Transfers on sale by “liquidators» should be accompanied by the following documentation:

•    Copy of the judgment and official translation if the original is not written in Irish or English.
•    Evidence of registration in the Office of the Official Assignee or Companies Registration Office, as appropriate.
•    Copies of the publications containing reference to the judgment and the notice of the appointment of the “liquidator» or confirmation that the bankrupt or insolvent company has no “establishment” in the State, within the meaning of Article 2(h).

It should be noted that these transfers do not overreach any registered charges or burdens. The purchaser will take subject to such charges or burdens, unless they are specifically discharged. See Third Party Rights in Rem below.

Third Party Rights in Rem

Article 5 of the Regulation provides that the opening of insolvency proceedings shall not affect the rights in rem of creditors or third parties. Article 5(3) states that the right, recorded in a public register and enforceable against third parties, under which a right in rem may be obtained, shall be considered a right in rem.
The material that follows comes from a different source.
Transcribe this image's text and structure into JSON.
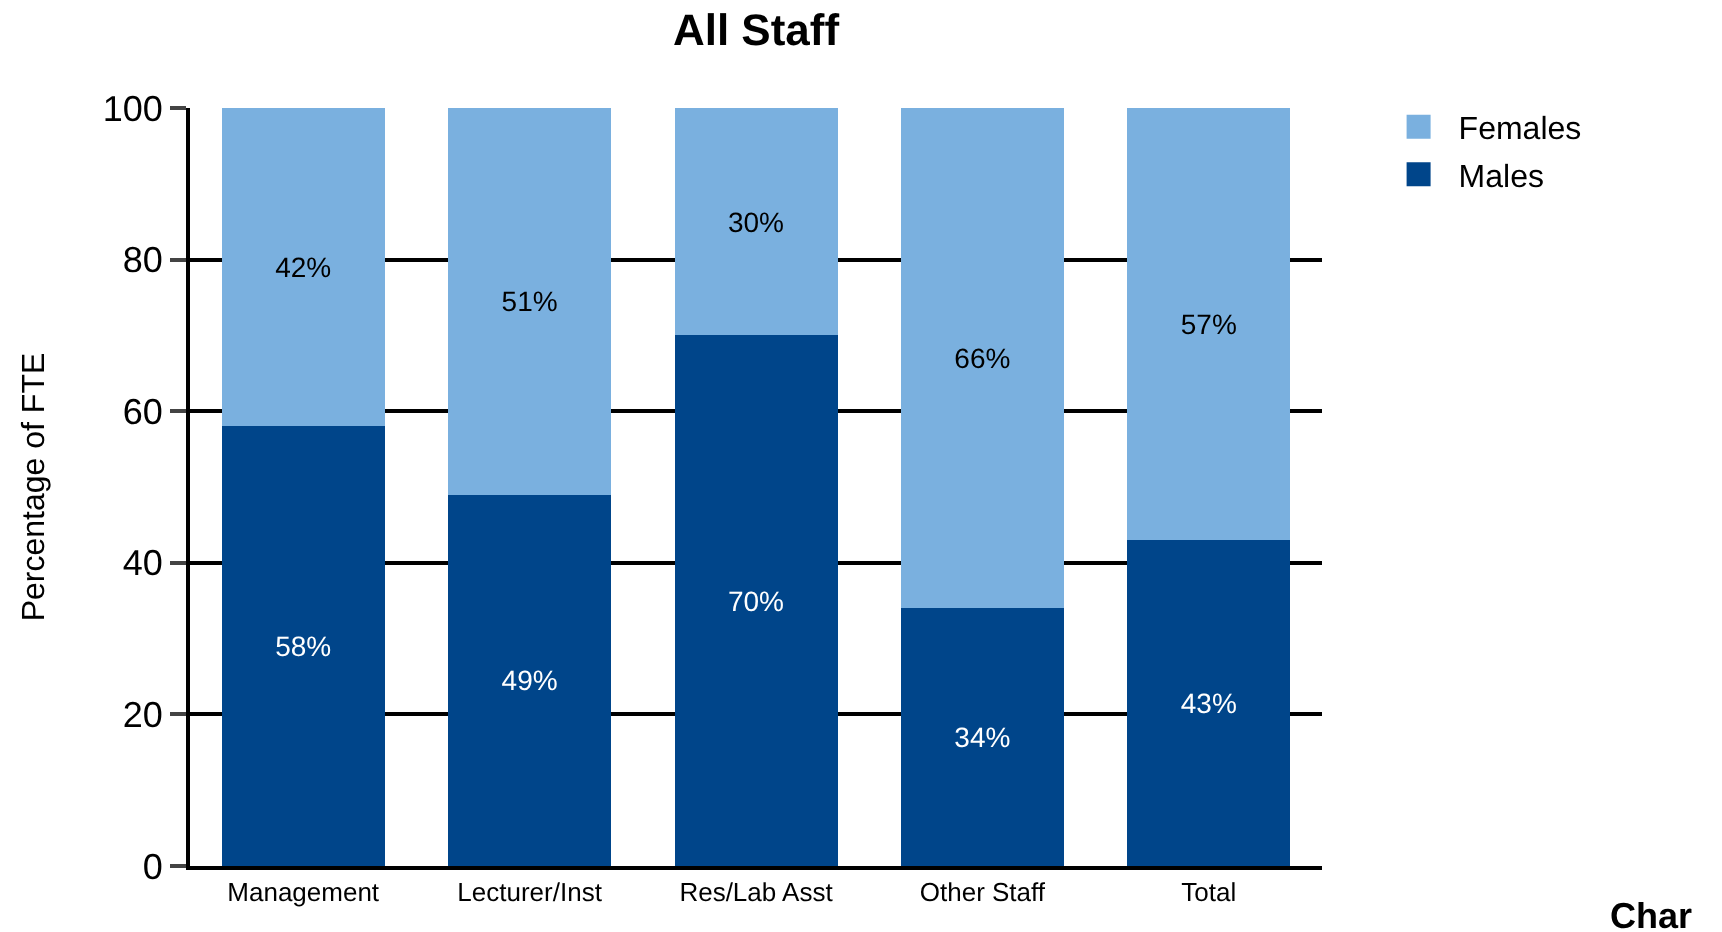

Article 11 of the Regulation provides that the effects on the rights of the debtor in immoveable property subject to registration in a public register, shall be determined by the law of the Member State under whose authority the register is kept. It would appear, therefore, that sales by mortgagees in possession and sales by receivers, appointed under registered charges, are not affected by Article 3(1) insolvency proceedings.

In the case of a transfer on sale of the property by the registered owner of a prior charge, in exercise of a power of sale, registration of the purchaser should proceed in the usual manner.

This is the case even where the “liquidator” has been registered as owner and/or a Section 69(1)(rr) burden has been registered. Section 62(10) of the Registration of Title Act 1964 applies to any such burden ranking after the charge. Notices are served upon completion of the application on the Registered Owner of the property and the owner of any puisne burden registered on the property.

While Article 5 would appear to apply also to sales by receivers, appointed under a prior registered charge, a receiver is selling as agent or attorney of the owner of the property. Such a sale does not generally overreach other interests. Therefore, prior notice is served on the “liquidator” and Insolvency Service of the relevant jurisdiction. The notice points out that in view of Article 5 of the Council Regulation (EC) No. 1346/200, it is proposed to proceed with registration of the purchaser. The notice also seeks clarification as to whether or not the subject property is being disclaimed. In the event that no objection is received, registration of the purchaser proceeds any Section 69(1)(rr) burden is cancelled.

Recognition and Enforcement of Other Judgements

Under Article 25 of the Regulation, other judgments handed down by the court, where the judgment that opened insolvency proceedings was obtained, concerning the course and closure of the insolvency proceedings, are also recognised without any further formalities.

Furthermore, judgments deriving directly from insolvency proceedings and which are closely linked to them, even if handed down by another court, are recognised without further formalities. This includes preservation measures taken after the opening of insolvency proceedings.

Enforcement of judgments, to which Article 25 applies, is governed by Council Regulation (EC) No. 44/2001, known as the “Brussels 1 Regulation” Applications for the enforcement of a judgment, under the Brussels 1 Regulation, are made to the Master of the High Court.

See Articles 6, 7 and 8 of S.I. No. 333/2002 and Articles 5, 6 and 7 of S.I. No. 334/2002.

Any application for registration, grounded on an Article 25 judgment, should be accompanied by the relevant order of the Master of the Irish High Court declaring that the judgment is enforceable.